Sallust, War with Catiline 52.19-3 (from Cato's speech; tr. J.C Rolfe):
[19] Do not suppose that it was by arms that our forefathers raised our country from obscurity to greatness. [20] If that were so, we should have a much fairer state than theirs, since we have a greater number of citizens and allies than they possessed, to say nothing of arms and horses. [21] But there were other qualities which made them great, which we do not possess at all: efficiency at home, a just rule abroad, in counsel an independent spirit free from guilt or passion. [22] In place of these we have extravagance and greed, public poverty and private opulence. We extol wealth and foster idleness. We make no distinction between good men and bad, and ambition appropriates all the prizes of merit. [23] And no wonder! When each of you schemes for his own private interests, when you are slaves to pleasure in your homes and to money or influence here, the natural result is an attack upon the defenceless republic.

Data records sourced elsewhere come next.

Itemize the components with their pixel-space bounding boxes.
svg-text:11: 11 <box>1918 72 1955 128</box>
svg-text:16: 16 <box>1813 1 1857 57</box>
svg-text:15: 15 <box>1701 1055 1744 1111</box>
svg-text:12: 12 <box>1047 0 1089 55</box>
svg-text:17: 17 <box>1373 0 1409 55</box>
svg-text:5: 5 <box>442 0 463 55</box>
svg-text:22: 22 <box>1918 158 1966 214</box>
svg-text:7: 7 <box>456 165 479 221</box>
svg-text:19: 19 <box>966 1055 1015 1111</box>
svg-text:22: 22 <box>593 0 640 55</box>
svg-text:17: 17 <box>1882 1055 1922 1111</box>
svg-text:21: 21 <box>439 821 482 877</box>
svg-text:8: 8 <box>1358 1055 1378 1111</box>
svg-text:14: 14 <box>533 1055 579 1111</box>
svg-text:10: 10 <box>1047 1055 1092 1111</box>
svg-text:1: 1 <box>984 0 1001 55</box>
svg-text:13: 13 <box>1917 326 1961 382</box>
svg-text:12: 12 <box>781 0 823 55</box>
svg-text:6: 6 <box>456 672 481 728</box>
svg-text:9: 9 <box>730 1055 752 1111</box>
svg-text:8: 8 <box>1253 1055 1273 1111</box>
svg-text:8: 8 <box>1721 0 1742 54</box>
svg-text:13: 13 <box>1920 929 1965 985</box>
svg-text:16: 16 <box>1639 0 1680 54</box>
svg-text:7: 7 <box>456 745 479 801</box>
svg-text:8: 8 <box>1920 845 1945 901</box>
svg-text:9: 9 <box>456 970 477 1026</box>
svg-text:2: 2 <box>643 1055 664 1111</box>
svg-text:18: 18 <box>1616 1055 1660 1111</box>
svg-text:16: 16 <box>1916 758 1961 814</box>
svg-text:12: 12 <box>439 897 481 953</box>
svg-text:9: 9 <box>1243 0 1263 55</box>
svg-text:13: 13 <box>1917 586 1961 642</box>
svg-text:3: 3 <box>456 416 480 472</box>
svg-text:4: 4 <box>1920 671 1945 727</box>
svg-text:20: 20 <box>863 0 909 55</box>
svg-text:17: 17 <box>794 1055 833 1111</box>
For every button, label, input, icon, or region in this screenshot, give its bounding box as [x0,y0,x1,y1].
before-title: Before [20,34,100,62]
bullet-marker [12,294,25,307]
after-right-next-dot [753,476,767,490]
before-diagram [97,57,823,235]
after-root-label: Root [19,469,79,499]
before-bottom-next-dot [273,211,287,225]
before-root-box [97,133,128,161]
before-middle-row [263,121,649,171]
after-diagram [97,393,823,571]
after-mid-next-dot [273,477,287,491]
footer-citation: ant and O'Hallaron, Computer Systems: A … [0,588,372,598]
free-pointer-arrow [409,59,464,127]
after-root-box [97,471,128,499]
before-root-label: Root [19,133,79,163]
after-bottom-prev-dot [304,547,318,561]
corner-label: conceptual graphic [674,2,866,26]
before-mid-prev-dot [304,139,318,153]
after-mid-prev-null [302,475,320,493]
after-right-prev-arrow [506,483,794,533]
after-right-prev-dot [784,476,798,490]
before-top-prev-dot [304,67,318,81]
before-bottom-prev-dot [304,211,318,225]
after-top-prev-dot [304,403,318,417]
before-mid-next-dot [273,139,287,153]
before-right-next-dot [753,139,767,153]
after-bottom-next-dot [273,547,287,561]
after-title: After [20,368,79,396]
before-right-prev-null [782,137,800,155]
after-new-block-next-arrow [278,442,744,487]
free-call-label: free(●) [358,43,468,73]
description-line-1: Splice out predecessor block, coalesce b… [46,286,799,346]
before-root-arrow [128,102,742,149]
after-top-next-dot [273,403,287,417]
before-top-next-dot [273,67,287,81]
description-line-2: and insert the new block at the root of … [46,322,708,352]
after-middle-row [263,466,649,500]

[19] Nolite existumare maiores nostros armis rem publicam ex parva magnam fecisse. [20] Si ita res esset, multo pulcherrumam eam nos haberemus, quippe sociorum atque civium, praeterea armorum atque equorum maior copia nobis quam illis est. [21] Sed alia fuere quae illos magnos fecere, quae nobis nulla sunt; domi industria, foris iustum imperium, animus in consulundo liber neque delicto neque lubidini obnoxius. [22] Pro his nos habemus luxuriam atque avaritiam, publice egestatem, privatim opulentiam. Laudamus divitias, sequimur inertiam. Inter bonos et malos discrimen nullum, omnia virtutis praemia ambitio possidet. [23] Neque mirum; ubi vos separatim sibi quisque consilium capitis, ubi domi voluptatibus, hic pecuniae aut gratiae servitis, eo fit ut impetus fiat in vacuam rem publicam.
L.R. Lind, "Concept, Action, and Character: The Reasons for Rome's Greatness," Transactions and Proceedings of the American Philological Association 103 (1972) 235-283 (at 245), called Cato's speech "a bitter Roman antithesis to the funeral speech of Pericles in Sallust's great model, Thucydides."